Margin pressure, upheaval in advisory business models, lack of certainty in the market – most of the current trends in the wealth management industry can be traced back to the global financial crisis in 2008. Three years after the world fell apart, the industry is still adjusting to the aftershocks.

Consider the flurry of recent acquisitions, says Alois Pirker, an analyst with the Aite Group, which just released its forecast for the wealth management industry in 2012: Raymond James’ acquires Morgan Keegan; LPL Financial purchased Fortigent; Cetera Financial’s makes a deal for the broker subsidiary of Genworth Financial. This trend that will continue, says Pirker, as firms struggle with pressures on profitability, the rise of self-directed investing, the expansion of fee-based businesses and the investor search for yield and stability.

Among Aite’s top predictions:

Profitability Pressure: The squeeze on profitability at wealth managers will force many to take a closer look at outsourcing solutions. “Adjusting costs to the new market conditions and increasing operational efficiency, while at the same time implementing required changes that allow the firm to compete effectively in a much-changed market environment, will most certainly put the current technology and operations setup at many firms in question,” according to the report.

Revenue for Banks: “We expect more of the large banks to retune or rebrand their ultra-high-net worth groups to better capture this growing market, following on the footsteps of U.S. Bank’s and Wells Fargo’s recent re-branding of their ultra-high-net worth organizations (U.S. Bank’s Ascent Private Capital Management and Wells Fargo’s Abbot Downing group),” according to Aite analyst Sophie Schmitt.

Business Model Changes: Aite says wealth management offers, their pricing and delivery, are expected to see significant changes over the next few years. Several trends and events will influence this including changes in investor behavior, firms’ focus on profitability and the efforts of the largest financial services firms to grow through cross-selling.

Self-Directed Investing: In 2012, Aite expects to see large brokerage firms introducing enhanced online trading and reporting capabilities to avoid losing wealthy investors to online brokerage firms. “Investors today demand greater transparency over investment fees and performance and require access to real-time portfolio information. But while a segment of wealthy investors prefers to invest on its own through an online brokerage platform, this does not necessarily exclude a relationship with a financial advisor,” the report reads.

Less than Ideal Investment Climate: Wealth management giants in 2012 will introduce and improve their gold and other offerings in response to the challenging investing climate. Charles Schwab, E*TRADE, and TD Ameritrade all have announced plans to enhance their foreign exchange (FX) trading offerings during 2012. “This year, we also expect at least two options brokers and two retail FX brokers to be acquired for their know-how by new entrants or to help larger peers boost their market share,” according to Aite.

Copy Trading: This emerging financial service, though still a small percentage of market, is gaining some ground in the age of social media.

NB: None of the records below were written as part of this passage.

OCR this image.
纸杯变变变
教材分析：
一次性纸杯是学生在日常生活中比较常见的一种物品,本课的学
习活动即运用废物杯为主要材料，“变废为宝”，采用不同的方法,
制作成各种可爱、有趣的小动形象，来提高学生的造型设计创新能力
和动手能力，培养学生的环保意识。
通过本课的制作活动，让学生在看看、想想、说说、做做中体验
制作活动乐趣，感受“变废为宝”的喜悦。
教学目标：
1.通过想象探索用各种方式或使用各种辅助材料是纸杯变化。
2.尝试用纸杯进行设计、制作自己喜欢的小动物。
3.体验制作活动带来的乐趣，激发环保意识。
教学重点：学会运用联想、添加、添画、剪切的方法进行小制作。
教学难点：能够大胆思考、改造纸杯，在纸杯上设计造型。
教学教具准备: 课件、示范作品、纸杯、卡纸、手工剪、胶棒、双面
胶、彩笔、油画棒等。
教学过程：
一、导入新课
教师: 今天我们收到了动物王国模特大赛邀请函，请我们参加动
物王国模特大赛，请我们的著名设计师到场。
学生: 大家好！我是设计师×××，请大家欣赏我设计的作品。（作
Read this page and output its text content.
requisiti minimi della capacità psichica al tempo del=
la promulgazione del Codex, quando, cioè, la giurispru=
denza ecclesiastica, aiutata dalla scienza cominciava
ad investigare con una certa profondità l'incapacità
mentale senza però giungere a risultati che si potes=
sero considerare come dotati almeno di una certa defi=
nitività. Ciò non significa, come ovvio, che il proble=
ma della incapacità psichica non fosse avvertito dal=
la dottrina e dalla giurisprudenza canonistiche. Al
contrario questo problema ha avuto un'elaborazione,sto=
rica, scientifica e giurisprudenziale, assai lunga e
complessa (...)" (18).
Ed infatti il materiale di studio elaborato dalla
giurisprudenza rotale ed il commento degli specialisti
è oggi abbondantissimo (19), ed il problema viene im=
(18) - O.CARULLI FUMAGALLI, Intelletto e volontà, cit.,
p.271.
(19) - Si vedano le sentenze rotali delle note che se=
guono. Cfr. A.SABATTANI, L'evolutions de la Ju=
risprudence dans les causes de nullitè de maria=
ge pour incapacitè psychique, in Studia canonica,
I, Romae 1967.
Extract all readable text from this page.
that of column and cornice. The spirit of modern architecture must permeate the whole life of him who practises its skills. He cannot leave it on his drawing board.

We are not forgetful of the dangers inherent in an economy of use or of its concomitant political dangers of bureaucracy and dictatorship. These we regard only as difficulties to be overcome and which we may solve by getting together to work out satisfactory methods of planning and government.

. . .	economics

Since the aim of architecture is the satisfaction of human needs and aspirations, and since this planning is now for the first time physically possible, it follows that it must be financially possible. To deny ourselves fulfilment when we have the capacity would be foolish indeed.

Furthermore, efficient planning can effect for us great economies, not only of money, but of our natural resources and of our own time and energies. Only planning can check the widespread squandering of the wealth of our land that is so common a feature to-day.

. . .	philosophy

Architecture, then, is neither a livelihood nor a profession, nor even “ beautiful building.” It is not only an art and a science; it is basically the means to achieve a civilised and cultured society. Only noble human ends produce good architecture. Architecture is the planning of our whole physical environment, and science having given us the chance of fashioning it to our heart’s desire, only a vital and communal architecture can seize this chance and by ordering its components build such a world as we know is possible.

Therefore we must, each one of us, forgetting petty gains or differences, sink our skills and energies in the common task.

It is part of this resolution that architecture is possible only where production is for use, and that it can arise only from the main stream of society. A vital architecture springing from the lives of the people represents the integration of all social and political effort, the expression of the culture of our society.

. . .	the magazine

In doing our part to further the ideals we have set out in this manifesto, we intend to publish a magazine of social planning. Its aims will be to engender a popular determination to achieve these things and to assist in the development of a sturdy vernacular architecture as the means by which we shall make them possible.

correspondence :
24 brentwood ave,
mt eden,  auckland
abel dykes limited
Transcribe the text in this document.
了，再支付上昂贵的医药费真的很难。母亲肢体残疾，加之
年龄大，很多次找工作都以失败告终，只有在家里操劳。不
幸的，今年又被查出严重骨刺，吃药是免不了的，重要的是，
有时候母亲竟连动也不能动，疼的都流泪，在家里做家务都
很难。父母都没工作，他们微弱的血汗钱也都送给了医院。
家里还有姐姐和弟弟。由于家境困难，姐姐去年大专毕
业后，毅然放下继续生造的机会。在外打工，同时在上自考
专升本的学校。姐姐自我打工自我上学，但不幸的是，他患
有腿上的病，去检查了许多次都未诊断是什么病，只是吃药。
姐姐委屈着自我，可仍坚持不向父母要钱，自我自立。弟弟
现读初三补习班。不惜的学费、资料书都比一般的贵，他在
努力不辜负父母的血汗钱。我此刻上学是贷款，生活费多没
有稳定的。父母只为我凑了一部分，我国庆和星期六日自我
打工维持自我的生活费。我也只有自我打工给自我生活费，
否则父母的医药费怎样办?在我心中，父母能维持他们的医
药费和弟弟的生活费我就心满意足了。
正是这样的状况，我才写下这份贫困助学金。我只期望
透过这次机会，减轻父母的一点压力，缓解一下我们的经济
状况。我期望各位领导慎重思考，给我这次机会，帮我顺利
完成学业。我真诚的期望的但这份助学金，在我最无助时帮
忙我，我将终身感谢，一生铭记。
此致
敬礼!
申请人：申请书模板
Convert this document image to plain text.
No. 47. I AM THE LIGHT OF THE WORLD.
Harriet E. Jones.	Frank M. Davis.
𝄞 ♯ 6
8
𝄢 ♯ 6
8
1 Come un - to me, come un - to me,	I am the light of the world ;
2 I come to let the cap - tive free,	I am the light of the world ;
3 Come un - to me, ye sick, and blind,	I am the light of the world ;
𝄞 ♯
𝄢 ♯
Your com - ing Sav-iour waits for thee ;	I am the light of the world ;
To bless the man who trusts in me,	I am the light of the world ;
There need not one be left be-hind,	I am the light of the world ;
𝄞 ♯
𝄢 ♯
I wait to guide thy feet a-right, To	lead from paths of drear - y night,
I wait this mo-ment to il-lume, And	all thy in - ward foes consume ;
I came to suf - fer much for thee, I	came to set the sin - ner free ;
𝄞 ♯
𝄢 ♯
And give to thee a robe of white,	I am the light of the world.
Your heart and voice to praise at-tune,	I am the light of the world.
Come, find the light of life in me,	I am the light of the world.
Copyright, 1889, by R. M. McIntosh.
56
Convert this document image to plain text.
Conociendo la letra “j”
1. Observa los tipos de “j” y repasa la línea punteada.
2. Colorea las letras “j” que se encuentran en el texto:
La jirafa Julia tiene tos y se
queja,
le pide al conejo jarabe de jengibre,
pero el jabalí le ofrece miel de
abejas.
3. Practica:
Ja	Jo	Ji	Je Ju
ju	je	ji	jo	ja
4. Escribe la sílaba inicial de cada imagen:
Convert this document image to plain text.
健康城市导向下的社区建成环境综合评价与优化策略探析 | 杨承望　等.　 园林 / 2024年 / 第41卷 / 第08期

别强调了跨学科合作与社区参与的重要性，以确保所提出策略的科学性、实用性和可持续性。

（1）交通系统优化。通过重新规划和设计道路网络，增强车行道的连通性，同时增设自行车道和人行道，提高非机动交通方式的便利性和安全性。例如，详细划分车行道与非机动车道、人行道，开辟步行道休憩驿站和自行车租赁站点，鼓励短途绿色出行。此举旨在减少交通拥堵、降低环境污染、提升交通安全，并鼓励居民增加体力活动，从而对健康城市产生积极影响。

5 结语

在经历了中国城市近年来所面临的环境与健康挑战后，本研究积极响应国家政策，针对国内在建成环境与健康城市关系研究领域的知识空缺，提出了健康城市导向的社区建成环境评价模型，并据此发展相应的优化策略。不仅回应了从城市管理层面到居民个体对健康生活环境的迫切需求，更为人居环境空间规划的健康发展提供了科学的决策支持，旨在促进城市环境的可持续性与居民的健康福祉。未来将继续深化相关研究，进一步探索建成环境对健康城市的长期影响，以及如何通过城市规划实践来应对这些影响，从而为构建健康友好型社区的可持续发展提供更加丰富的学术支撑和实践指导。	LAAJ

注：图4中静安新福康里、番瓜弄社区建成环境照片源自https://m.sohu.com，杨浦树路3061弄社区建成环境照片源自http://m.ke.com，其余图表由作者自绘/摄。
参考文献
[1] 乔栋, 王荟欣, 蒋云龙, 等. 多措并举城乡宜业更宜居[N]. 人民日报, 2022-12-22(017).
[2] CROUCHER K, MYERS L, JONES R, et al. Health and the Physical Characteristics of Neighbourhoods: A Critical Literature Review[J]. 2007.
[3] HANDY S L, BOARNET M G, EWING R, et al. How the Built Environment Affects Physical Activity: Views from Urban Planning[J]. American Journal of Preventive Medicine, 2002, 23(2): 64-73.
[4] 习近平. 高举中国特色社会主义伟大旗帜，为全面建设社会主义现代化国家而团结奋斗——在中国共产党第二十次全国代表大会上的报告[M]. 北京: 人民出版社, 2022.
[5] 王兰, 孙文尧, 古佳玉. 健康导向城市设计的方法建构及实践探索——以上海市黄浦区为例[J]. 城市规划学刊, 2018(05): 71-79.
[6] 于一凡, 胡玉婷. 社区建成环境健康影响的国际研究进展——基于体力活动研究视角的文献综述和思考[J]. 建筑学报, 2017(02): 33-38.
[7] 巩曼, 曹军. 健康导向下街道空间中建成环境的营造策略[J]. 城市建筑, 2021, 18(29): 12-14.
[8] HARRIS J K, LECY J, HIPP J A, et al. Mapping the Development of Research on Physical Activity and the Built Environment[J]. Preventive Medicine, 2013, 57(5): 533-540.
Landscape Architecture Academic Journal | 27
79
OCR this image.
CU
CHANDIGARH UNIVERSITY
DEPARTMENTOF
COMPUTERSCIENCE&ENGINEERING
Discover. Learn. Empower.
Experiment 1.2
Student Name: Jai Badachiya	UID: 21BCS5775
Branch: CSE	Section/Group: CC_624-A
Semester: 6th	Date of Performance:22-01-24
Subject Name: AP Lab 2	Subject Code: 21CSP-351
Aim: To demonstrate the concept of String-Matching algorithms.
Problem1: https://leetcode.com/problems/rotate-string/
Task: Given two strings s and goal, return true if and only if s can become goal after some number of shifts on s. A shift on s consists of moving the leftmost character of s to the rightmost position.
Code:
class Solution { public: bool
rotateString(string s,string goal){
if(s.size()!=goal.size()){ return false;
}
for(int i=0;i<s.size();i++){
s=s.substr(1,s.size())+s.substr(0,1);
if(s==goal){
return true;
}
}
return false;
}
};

Copy trading, in effect, permits retail investors to mimic the electronic trading patterns of active retail investors at a brokerage house without heavy lifting by the “inactive” investor. The goal is to replicate the successful outcomes of other retail investors. “The net effect from a volume perspective is that a trading desk’s copy-trading volumes grow linearly as new traders join,” the report noted.

Advisors Seeking More Control: “Advisors are clearly seeking more control over their practices as more and more embrace the Rep-as-Portfolio Model. Having experienced the market turmoil of 2008 and its aftermath, only exacerbated by the heightened market volatility last year, advisors are reacting by exerting greater leverage over their practices. This trend fits well with the rise of fee-based business models,” according to the report.